Il décida tout de même de faire une pause et consulta les notes que son fidèle assistant lui avaient remises. Tiens, le président français a une nouvelle compagne. Il ne faudrait pas faire de gaffe à la prochaine rencontre. Le candidat démocrate est placé en tête des sondages dans la course à la Maison-Blanche. Ça, il s’en fichait. Peu importe qui gagnait cette élection, il saurait rester ferme face à cet adversaire historique de son pays.

Il regarda sa montre une nouvelle fois. Ses filles devaient être couchées à présent. Il les voyait si peu mais il s’en contentait. Sa femme s’occupait très bien d’elles. Et de lui. Il se dit qu’il avait eu de la chance de la trouver.

Il se remit au travail.

Tout reposait sur lui: la situation économique du pays, son statut international, son influence. Il aurait voulu que tous tremblent en entendant la Russie protester. Il avait la nostalgie des temps anciens, de l’époque où c’était son pays qui dictait les règles.

Il aurait tant aimé être dirigeant à cette époque. C’était tellement plus simple en ce temps-là. Il suffisait de donner des ordres et dans chaque république, ils étaient suivis sans discussion. Il aurait sans doute réussi à déjouer les luttes intestines qui gangrénaient le parti. La soif du pouvoir rendait les gens fous.

Il aurait aimé avoir la mainmise sur les richesses dont regorgeait cette terre, la sienne. Lui aurait su les exploiter sans les dilapider, les préserver. Il aurait su résister à toutes les tentations. Il en avait la certitude.

Le téléphone sonna. Il se saisit du combiné. Il avait un mauvais pressentiment. En général, il ne se trompait jamais et son instinct lui disait que quelque chose de terrible était arrivé.

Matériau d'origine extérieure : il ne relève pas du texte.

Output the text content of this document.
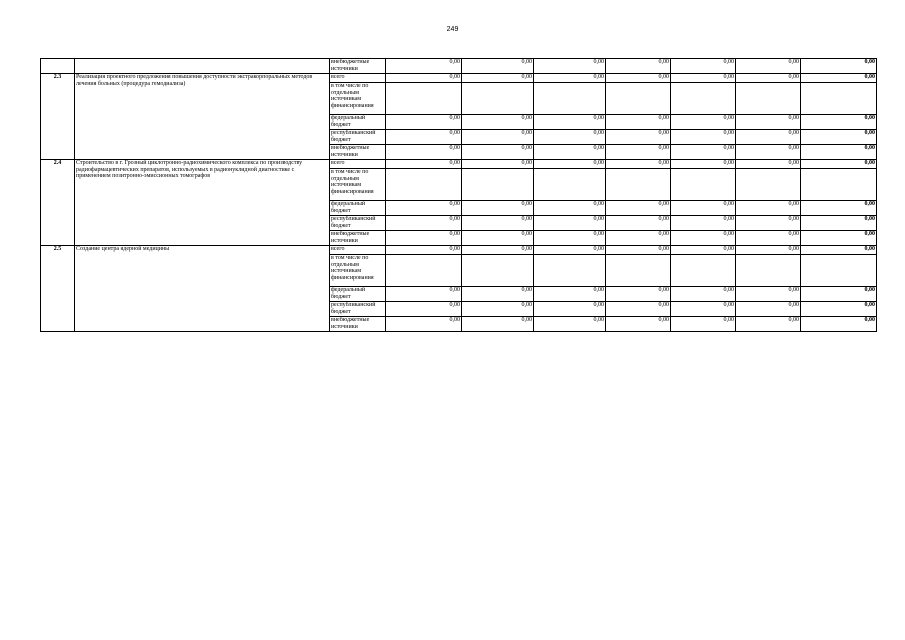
249
		внебюджетные источники	0,00	0,00	0,00	0,00	0,00	0,00	0,00
2.3	Реализация проектного предложения повышения доступности экстракорпоральных методов лечения больных (процедура гемодиализа)	всего	0,00	0,00	0,00	0,00	0,00	0,00	0,00
		в том числе по отдельным источникам финансирования							
		федеральный бюджет	0,00	0,00	0,00	0,00	0,00	0,00	0,00
		республиканский бюджет	0,00	0,00	0,00	0,00	0,00	0,00	0,00
		внебюджетные источники	0,00	0,00	0,00	0,00	0,00	0,00	0,00
2.4	Строительство в г. Грозный циклотронно-радиохимического комплекса по производству радиофармацевтических препаратов, используемых в радионуклидной диагностике с применением позитронно-эмиссионных томографов	всего	0,00	0,00	0,00	0,00	0,00	0,00	0,00
		в том числе по отдельным источникам финансирования							
		федеральный бюджет	0,00	0,00	0,00	0,00	0,00	0,00	0,00
		республиканский бюджет	0,00	0,00	0,00	0,00	0,00	0,00	0,00
		внебюджетные источники	0,00	0,00	0,00	0,00	0,00	0,00	0,00
2.5	Создание центра ядерной медицины	всего	0,00	0,00	0,00	0,00	0,00	0,00	0,00
		в том числе по отдельным источникам финансирования							
		федеральный бюджет	0,00	0,00	0,00	0,00	0,00	0,00	0,00
		республиканский бюджет	0,00	0,00	0,00	0,00	0,00	0,00	0,00
		внебюджетные источники	0,00	0,00	0,00	0,00	0,00	0,00	0,00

Il avait encore une fois raison. Des commandos tchétchènes avaient pris des otages dans une banlieue éloignée de Moscou. Il jura et se prépara à une longue nuit sans sommeil. Il contacta le président. Juste pour le prévenir car c’était encore Vladislav qui prenait les décisions. Même maintenant. Même dans l’ombre.

Une prise d’otages. C’est ce qu’il redoutait le plus. Non qu’il ne sache comment prendre le problème en main. Ça, il avait son idée sur la question. C’était plutôt que dès que les Tchétchènes étaient concernés, la communauté internationale semblait s’émouvoir. Heureusement, cet engouement ne durait en général que quelques jours. Le temps que le “problème” soit réglé. Mais les media du monde entier allait rappliquer et vouloir couvrir l’événement comme à chaque fois. Et il aurait du mal à déployer assez de force pour contenir tout ce beau monde.

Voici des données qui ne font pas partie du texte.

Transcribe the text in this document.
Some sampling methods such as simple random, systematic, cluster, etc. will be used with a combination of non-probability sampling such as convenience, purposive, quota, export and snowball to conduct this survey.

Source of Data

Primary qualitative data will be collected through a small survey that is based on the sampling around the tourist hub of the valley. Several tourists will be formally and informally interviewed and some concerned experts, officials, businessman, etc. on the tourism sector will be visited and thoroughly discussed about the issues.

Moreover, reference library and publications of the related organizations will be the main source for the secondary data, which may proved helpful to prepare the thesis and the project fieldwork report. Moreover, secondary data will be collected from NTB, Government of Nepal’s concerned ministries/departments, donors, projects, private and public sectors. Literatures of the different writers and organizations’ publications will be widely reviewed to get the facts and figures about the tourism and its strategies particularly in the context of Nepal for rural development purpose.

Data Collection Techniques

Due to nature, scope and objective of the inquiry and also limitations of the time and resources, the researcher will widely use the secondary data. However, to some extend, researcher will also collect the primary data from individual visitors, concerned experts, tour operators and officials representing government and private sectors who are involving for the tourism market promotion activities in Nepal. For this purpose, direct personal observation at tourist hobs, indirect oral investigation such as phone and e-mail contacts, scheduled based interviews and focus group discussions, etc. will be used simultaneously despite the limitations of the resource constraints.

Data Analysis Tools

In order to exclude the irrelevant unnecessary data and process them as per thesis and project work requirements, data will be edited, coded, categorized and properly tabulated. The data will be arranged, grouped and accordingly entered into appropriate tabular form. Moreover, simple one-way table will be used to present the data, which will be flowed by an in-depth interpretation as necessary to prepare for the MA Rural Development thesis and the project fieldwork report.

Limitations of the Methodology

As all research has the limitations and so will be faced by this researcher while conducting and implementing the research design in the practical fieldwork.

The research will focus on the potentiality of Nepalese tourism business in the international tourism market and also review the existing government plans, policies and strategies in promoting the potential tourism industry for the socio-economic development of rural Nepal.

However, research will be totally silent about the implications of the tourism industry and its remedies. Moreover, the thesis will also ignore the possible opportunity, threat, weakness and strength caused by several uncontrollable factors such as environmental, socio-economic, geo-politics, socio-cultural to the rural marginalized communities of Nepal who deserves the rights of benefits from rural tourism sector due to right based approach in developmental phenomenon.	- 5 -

Il s’occuperait de tout cela en temps voulu. Il devait maintenant convoquer tous ses lieutenants en catastrophe, son ministre de la défense en premier. Il fallait qu’il prenne contact avec son homme de confiance là-bas, l’homme qu’il avait placé à la tête de la Tchétchénie. Il fallait aussi qu’il verrouille tous les media russes. Aucune information ne devait filtrer sauf s’il l’autorisait.

Les gens rappliquaient un par un dans son bureau. La mine sombre. Le président était absent. Bien sûr, il n’avait pas grand chose à faire là. Mais c’était quand même lui qui devait se présenter devant les journalistes à la conférence de presse. Il lui restait encore quelques heures. Il serait briefé au moment voulu. Lui non plus il ne fallait pas lui en dire trop, juste le nécessaire.

A mesure que les heures avançaient, Vladislav se sentait de plus en plus las. Il avait hâte d’en finir. Il était conscient d’avoir la vie d’ innocentes personnes entre les mains mais pas seulement. Il voulait aussi préserver la fierté, blessée tant de fois, de son pays. Un pays qui s’était relevé d’une désintégration qui aurait été fatale à tout autre. Un pays qui bouillonnait désormais d’activité. Il en était d’ailleurs fier, conscient d’en être en partie responsable. Il ne laisserait pas un groupe d’idéalistes violents tâcher l’honneur de sa nation. Il fallait laver l’affront.

Au bout de quelques heures, il demanda un café noir à son assistant. Il devait faire une pause. Il avait besoin de réfléchir. Il se demandait pourquoi maintenant, pourquoi, alors que leur pays était exsangue, ces gens s’évertuaient à se battre, à se sacrifier dans ce combat perdu d’avance. Il se leva et fit les cent pas dans la pièce. Tout le monde le regardait sans rien dire. Les conversations s’étaient tues tout autour. Il prit alors sa décision. Cela ne pouvait plus durer. Il fallait donner l’assaut.